Ясень снова шагнул к Герману. Но на этот раз в жесте не было агрессии или напора. Он просто сделал шаг навстречу, чтобы произнести последние фразы без надрыва, чтобы не прокричать их, а медленно и негромко промолвить.
– Знаешь, что самое интересное, Карбид? После всего того, что со мной произошло, после предательства, после… – Голос дрогнул. – Я ведь совсем не изменился. Мне нужно верить. Мне нужно служить. Ты говорил об обиде на Бога – она умерла двести лет назад. С тех пор я снова в строю. Только в другом строю. Я снова честен с самим собой и с теми, кто рядом. И я снова веду других.
– Но ведь ты попросился сюда, – тихо ответил Герман. – Значит, ты продолжаешь искать.
Не успокоился. Не принял покорно свою участь. Встал в другой строй, но где-то в глубине помертвевшей от обиды «искры» продолжил верить. Продолжил, хотя признаваться в этом не хочет даже себе.
– Здесь обычное место, Карбид, а Ручной Привод – обычный механизм. Вы все тут рехнулись, но это нормально для одержимых идеей мессианства. Я – не такой.
– Ты найдешь себя, Ясень, – мягко произнес Карбид. – Теперь я знаю точно.
* * *
– Антоша, если ты убьешь его, я не выйду за тебя замуж!

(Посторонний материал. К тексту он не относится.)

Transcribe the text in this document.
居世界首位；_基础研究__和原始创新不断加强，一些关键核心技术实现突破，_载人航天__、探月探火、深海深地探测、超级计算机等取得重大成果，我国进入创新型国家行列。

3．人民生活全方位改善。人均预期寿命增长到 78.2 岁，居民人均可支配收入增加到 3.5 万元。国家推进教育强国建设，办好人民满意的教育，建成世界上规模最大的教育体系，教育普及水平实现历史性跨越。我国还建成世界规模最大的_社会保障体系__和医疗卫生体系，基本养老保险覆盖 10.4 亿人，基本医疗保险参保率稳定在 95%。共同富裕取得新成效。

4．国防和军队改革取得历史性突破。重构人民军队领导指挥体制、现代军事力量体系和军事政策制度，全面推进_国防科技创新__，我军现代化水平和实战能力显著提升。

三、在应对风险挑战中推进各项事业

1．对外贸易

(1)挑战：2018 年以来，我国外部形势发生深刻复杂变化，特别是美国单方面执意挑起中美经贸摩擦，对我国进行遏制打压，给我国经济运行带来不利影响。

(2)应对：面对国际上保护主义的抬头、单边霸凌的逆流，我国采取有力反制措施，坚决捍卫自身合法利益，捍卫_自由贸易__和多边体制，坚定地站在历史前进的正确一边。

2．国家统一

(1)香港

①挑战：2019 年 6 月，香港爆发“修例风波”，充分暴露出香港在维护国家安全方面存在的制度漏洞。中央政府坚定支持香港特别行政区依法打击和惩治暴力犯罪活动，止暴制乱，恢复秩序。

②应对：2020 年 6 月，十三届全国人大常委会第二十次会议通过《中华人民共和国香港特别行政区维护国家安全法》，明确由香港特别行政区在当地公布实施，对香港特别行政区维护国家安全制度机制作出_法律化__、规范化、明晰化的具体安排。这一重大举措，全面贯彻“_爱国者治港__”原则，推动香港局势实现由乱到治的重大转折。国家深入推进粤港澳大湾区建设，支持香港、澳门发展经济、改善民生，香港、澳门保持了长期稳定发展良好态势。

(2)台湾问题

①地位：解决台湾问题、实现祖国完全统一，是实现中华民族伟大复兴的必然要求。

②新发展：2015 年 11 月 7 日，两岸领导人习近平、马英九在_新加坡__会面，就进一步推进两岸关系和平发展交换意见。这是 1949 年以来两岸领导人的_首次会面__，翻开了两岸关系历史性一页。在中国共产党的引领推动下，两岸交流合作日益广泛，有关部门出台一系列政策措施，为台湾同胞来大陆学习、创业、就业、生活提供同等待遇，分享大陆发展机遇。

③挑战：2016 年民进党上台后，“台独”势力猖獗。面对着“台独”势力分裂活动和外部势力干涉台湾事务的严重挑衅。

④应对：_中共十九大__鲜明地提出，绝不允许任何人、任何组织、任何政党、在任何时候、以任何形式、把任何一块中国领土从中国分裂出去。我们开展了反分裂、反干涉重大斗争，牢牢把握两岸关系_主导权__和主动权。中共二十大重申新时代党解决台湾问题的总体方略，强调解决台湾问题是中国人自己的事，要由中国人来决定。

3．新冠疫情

– Милая, но если я его не убью, то не получу контрольный пакет металлургического комбината!
– Антоша, но ведь у нас есть карта пиратского клада…
«Что за голоса? Что за идиотские карты?»
Олег разлепил глаза.
– Я люблю тебя сильнее жизни!
– Я тоже люблю тебя, Антоша!
«Телевизор!»
Черный японский ящик деловито бурчал каким-то сериалом.
«Я что, уснул перед телевизором? Средь бела дня?!»
Получалось – да, уснул. Олег поднялся с дивана, потер левый висок – голова побаливала – и выключил телевизор.